Sunday, September 11, 2011

Political blind spots

I'm not much for writing long, flowing tributes to days when bad things happened because, quite frequently, they end up looking like this:
  • The years of shame, Paul Krugman, New York Times

  • What happened after 9/11 — and I think even people on the right know this, whether they admit it or not — was deeply shameful. Te atrocity should have been a unifying event, but instead it became a wedge issue. Fake heroes like Bernie Kerik, Rudy Giuliani, and, yes, George W. Bush raced to cash in on the horror. And then the attack was used to justify an unrelated war the neocons wanted to fight, for all the wrong reasons.

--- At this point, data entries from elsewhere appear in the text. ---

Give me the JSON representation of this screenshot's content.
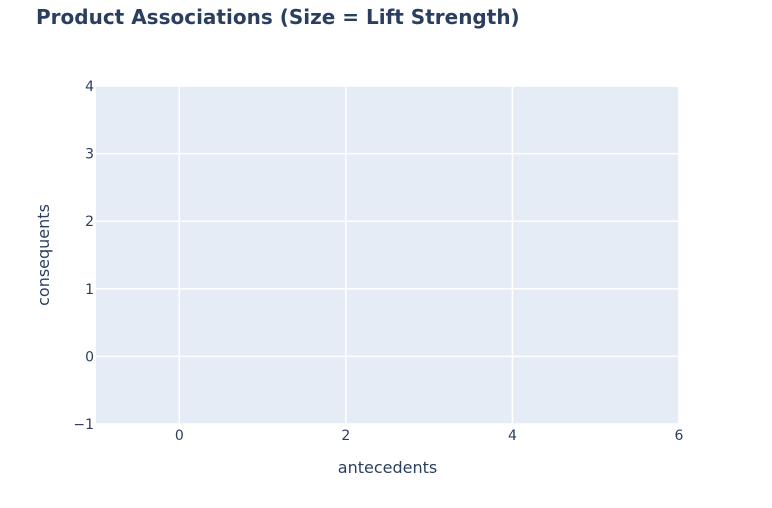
{
  "chart_data": {
    "type": "scatter",
    "title": "Product Associations (Size = Lift Strength)",
    "xlabel": "antecedents",
    "ylabel": "consequents",
    "xlim": [
      -1,
      6
    ],
    "ylim": [
      -1,
      4
    ],
    "xticks": [
      0,
      2,
      4,
      6
    ],
    "yticks": [
      -1,
      0,
      1,
      2,
      3,
      4
    ],
    "xtick_labels": [
      "0",
      "2",
      "4",
      "6"
    ],
    "ytick_labels": [
      "−1",
      "0",
      "1",
      "2",
      "3",
      "4"
    ],
    "series": [],
    "grid": true,
    "colors": {
      "plot_background": "#e5ecf6",
      "grid": "#ffffff",
      "text": "#2a3f5f"
    }
  }
}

  • Bush's Fatal 9/11 flaw, Peter Beinart, The Daily Beast

  • George W. Bush thought al Qaeda’s attack was the major geopolitical event of our time. He was wrong.
    It's funny to me that a large portion of Democratic activists are still fighting a losing battle against the Bush presidency, much in the same way I thought Republicans were foolish for continuing to fight against the Clinton presidency long after he was out of office. If anything, the disaster that has become the Obama presidency has made us realize that neither of the previous two presidents were as bad as the opposite side made them out to be. This political blind spot by Democrats is distracting them from the real story.... Rick Perry is on the rise, and he can (and probably will) BEAT Obama in 2012 if something doesn't change.